A Snapshot of Growth and Change
- The Des Moines office was a merger between Palm Orthopedic Appliance Company and American Prosthetics. In June 1965, the two businesses moved to the 2733 6th St. location where it remained until the flood of 1993. After remodeling, the office remained open for two more years.
- In 1988 the Plaza office was open at Iowa Methodist Medical Center. Prior to that, the Des Moines staff had commuted to Younker Rehabilitation Center seeing patients daily since the early 1960s. At Younker, the staff worked with Dr. William DeGravelles, a pioneer in Physical Medicine and Rehab, seeing polio patients from around the world. Dr. DeGravelles was a polio patient himself.
- In 1995, APO built its current corporate/patient care facility at 1250 NW 142nd St. in Clive. The building encompasses 18,000 square feet.
Iowa City/University of Iowa
- The Des Moines staff begins a relationship with the University of Iowa VA Clinics in 1968.
- In 1970, the Muscatine Avenue office is opened.
- In 1985, APO leases space for an office at the University of Iowa Hospitals and Clinics.
- In 2009, APO opened a clinic at the University of Iowa Sports Medicine Center. As part of Iowa’s only comprehensive academic medical center, APO and the Center’s faculty and staff are providing high-quality orthopaedics, sports medicine, imaging, and rehabilitation services.
- The Davenport office had several locations throughout the years including Rockingham Road, Kimball Avenue, and Lombard Avenue, before its current location at West Central Avenue (Genesis Medical Center-West).

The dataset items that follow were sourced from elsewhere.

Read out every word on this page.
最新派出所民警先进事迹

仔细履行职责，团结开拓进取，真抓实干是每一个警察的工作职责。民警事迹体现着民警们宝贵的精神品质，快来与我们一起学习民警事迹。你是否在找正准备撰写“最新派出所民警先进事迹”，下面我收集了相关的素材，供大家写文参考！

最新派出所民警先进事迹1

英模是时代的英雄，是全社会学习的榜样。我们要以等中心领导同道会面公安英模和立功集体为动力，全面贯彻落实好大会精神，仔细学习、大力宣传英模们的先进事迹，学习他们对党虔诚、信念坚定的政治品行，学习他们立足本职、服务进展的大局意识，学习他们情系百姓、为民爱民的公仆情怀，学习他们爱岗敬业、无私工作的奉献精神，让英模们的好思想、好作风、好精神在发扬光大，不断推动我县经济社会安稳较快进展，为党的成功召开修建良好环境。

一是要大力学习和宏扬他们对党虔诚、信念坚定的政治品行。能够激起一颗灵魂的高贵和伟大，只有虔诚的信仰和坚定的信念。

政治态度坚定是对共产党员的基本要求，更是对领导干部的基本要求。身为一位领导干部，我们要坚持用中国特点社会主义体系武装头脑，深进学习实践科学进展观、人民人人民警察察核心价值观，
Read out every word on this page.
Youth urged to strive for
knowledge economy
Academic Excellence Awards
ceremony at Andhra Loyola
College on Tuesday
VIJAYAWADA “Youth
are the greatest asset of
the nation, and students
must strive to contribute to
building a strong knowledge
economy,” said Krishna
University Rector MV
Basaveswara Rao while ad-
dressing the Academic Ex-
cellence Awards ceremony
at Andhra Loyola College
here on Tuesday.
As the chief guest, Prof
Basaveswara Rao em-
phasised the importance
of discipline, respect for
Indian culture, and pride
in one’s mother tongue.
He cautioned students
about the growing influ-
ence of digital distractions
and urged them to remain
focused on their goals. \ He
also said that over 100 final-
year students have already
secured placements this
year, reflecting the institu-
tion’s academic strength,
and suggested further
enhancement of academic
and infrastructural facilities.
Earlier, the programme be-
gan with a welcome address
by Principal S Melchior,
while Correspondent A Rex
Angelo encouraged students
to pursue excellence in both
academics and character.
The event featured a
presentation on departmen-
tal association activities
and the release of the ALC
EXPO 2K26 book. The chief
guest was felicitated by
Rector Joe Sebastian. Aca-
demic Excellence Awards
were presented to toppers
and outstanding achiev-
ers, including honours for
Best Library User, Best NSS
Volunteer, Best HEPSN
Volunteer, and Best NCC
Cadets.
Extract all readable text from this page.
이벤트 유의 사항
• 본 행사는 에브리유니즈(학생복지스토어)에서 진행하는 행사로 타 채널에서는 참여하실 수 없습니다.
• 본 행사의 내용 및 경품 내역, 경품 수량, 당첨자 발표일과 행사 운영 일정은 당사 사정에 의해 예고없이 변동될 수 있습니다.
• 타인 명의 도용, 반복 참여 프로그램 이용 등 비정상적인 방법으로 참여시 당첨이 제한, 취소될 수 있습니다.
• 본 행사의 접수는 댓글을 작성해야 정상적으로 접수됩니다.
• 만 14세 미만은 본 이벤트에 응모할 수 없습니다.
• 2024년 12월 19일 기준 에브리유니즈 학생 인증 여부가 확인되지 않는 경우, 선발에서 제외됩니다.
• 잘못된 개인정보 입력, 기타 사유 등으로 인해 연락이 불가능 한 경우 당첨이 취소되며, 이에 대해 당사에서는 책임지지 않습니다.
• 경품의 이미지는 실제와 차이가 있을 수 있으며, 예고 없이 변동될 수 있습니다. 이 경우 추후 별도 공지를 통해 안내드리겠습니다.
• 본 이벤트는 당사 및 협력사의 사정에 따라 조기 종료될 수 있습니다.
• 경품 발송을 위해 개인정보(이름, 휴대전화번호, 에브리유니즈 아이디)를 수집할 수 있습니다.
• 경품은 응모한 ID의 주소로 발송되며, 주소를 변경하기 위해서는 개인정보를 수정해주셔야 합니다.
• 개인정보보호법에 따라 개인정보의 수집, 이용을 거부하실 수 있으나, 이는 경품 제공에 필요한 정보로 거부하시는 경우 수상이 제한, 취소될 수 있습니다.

- Satellite offices opened in Burlington in 1996 and in Moline in 2013.
- In 2009, the Quad City offices were served by a new fabrication facility at 581 East 53rd St.
- The Ames office, a full-service facility opened in 2014. Among the prosthetic services available are prosthetic consultations, immediate post-surgical dressings, lower-limb prostheses, partial-foot prostheses, and upper-limb prostheses (body powered and myolectric). Orthotic services available include orthotic consultations, lower-limb orthoses, custom shoes, foot orthoses, fracture orthoses, upper-limb orthoses, and post-surgical spinal orthoses.
Today APO employs more than 70 full-time employees, including two dozen certified and licensed orthotists, prosthetists, and pedorthists. APO also maintains a strong residency program, welcoming prosthetic and orthotic program graduates as residents, working under the tutelage of certified professionals. APO is an approved Resident Facility by the National Commission on Orthotic and Prosthetic Education (NCOPE).
Two generations of the Cheney family are experienced clinicians. Gary Cheney, CPO, LPO, FAAOP, Ron’s brother, is Director of Compliance and Patient Services. He specializes in lower-extremity prosthetics. Rod Cheney, CPO, LPO, Ron’s son, is Executive Vice President and oversees operations. Brent Cheney, CO, LO, also Ron’s son, is Director of Material Management. Ron’s wife, Rikki, is Director of Internal Affairs.